An eBPF-based CPU profiler for Linux, written in Rust. Single binary (probee), no BCC/libbpf dependencies. Walks stacks in-kernel via frame pointers or DWARF unwind tables, outputs flamegraphs (TUI, SVG, HTML, JSON, web server).
┌─────────────────────────────────────────────────────────────────┐
│ profile-bee-ebpf (kernel) profile-bee (userspace) │
│ ───────────────────────── ─────────────────────── │
│ perf_event fires tokio async runtime │
│ → collect_trace() ← RingBuf polling │
│ → FP or DWARF unwinding → read COUNTS, STACK_TRACES, │
│ → write to eBPF maps STACKED_POINTERS maps │
│ → submit StackInfo via → symbolize (blazesym/gimli) │
│ RING_BUF_STACKS → output flamegraph │
│ │
│ profile-bee-common (#![no_std]) │
│ ──────────────────────────────── │
│ Shared #[repr(C)] types: StackInfo, FramePointers, │
│ UnwindEntry, ProcInfo, DwarfUnwindState, constants │
└─────────────────────────────────────────────────────────────────┘
| Crate | What | Notes |
|---|---|---|
profile-bee/ |
Userspace binary (probee, pbee) |
CLI, eBPF loader, symbolization, output generation |
profile-bee-ebpf/ |
eBPF kernel programs | Separate workspace — built with cargo +nightly for bpfel-unknown-none |
profile-bee-common/ |
Shared #![no_std] types |
#[repr(C)] structs used by both eBPF and userspace |
profile-bee-tui/ |
Terminal UI (forked from flamelens) | Behind tui feature flag (default on) |
xtask/ |
Build automation | cargo xtask build-ebpf, cargo xtask run |
| # | File | Lines | What |
|---|---|---|---|
| 1 | profile-bee-common/src/lib.rs |
~190 | All shared types and constants (StackInfo, UnwindEntry, FramePointers, ProcInfo, DwarfUnwindState) |
| 2 | profile-bee-ebpf/src/main.rs |
~110 | All eBPF program entry points — thin wrappers calling into lib.rs |
| 3 | profile-bee-ebpf/src/lib.rs |
~1200 | eBPF core: collect_trace, DWARF unwinding, all map definitions |
| 4 | profile-bee/src/ebpf.rs |
~500 | EbpfProfiler — eBPF loading, program attachment, map setup, DWARF table loading |
| 5 | profile-bee/src/dwarf_unwind.rs |
~880 | DwarfUnwindManager — .eh_frame parsing, unwind table generation, shard management |
| 6 | profile-bee/src/trace_handler.rs |
~290 | TraceHandler — symbolization (blazesym), stack frame formatting |
| 7 | profile-bee/bin/profile-bee.rs |
~1750 | CLI (Opt struct via clap), orchestration, all output modes, main loop |
| 8 | profile-bee/src/probe_spec.rs |
~780 | ProbeSpec / SymbolPattern — uprobe spec parsing (glob, regex, demangled, source loc) |
| 9 | profile-bee/src/probe_resolver.rs |
~670 | ProbeResolver — resolves ProbeSpec to concrete ResolvedProbe targets via ELF scanning |
bin/profile-bee.rs CLI entry point, Opt (clap), main loop, output writers
src/
lib.rs Re-exports; declares modules
ebpf.rs EbpfProfiler: load/attach eBPF, map I/O, DWARF table loading
dwarf_unwind.rs DwarfUnwindManager: .eh_frame → UnwindEntry tables → eBPF shards
trace_handler.rs TraceHandler: address → symbol resolution (blazesym), caching
types.rs StackFrameInfo, FrameCount, StackInfoExt trait
cache.rs ProcessCache, AddrCache, PointerStackFramesCache (LRU-style)

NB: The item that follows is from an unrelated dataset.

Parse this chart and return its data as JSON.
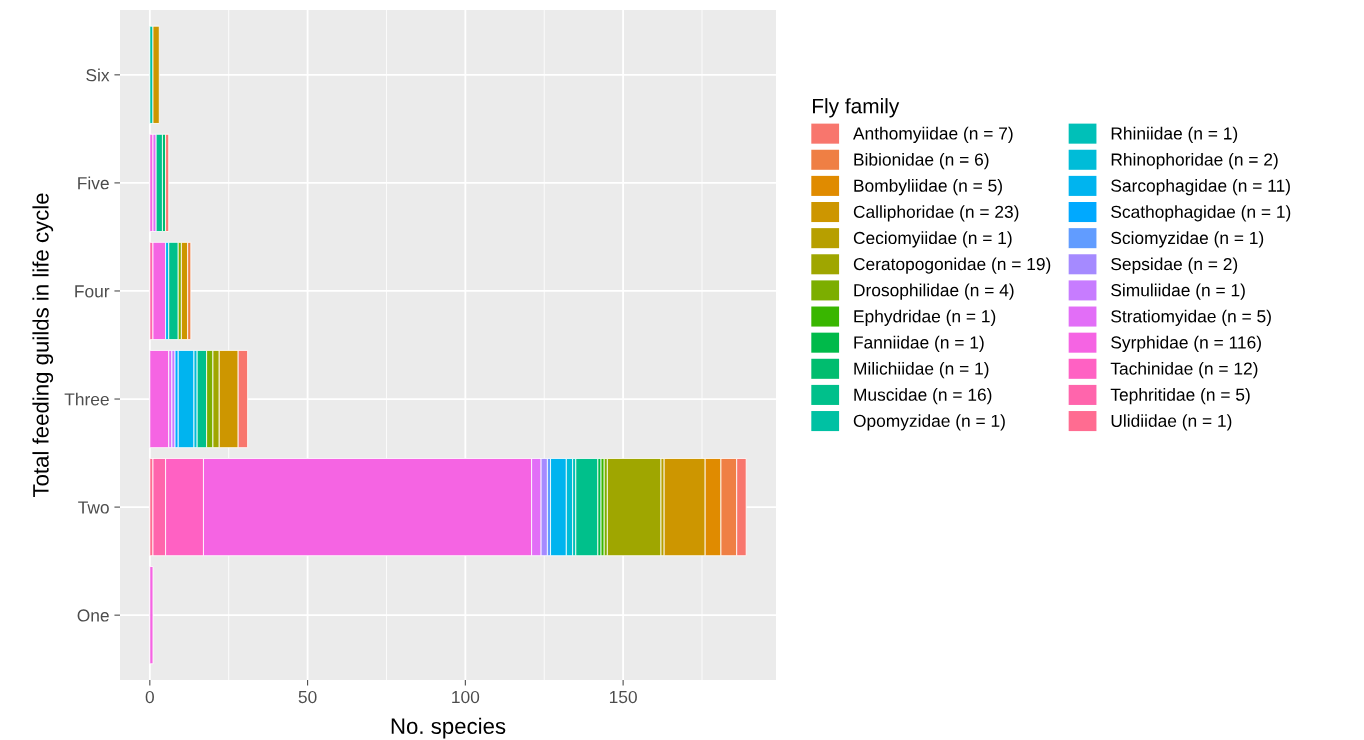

html.rs HTML flamegraph output (Stack tree builder)
spawn.rs SpawnProcess: child process lifecycle for --cmd
probe_spec.rs ProbeSpec enum: parse uprobe specs (exact/glob/regex/source/demangled)
probe_resolver.rs ProbeResolver: spec → ResolvedProbe via ELF .symtab/.dynsym scanning
legacy/ Legacy symbol resolution code (addr2line-based, being replaced by blazesym)
src/main.rs Entry points: #[perf_event], #[kprobe], #[uprobe], etc.
src/lib.rs All implementation + map definitions:
collect_trace() — main sampling path (FP + optional DWARF)
collect_trace_stackid_only() — tracepoint path (bpf_get_stackid only)
collect_trace_raw_syscall() — raw_tracepoint sys_enter
collect_trace_raw_tp_with_task_regs() — raw TP with bpf_task_pt_regs
dwarf_unwind_one_frame() — single DWARF frame step
dwarf_copy_stack_regs() — legacy inline path (21 frames max)
dwarf_try_tail_call() — tail-call path entry (165 frames max)
dwarf_unwind_step_impl() — tail-call target (5 frames per call)
dwarf_finalize_stack() — write completed stack to maps
handle_process_exit() — PID exit detection
src/pt_regs.rs pt_regs struct definition for x86_64
1. Kernel perf_event fires → profile_cpu() [main.rs]
2. → collect_trace() [lib.rs]
a. Read target_pid, skip_idle filters
b. Get kernel stack via bpf_get_stackid → stack_traces map
c. Get user stack:
- FP mode: walk frame pointer chain via get_frame()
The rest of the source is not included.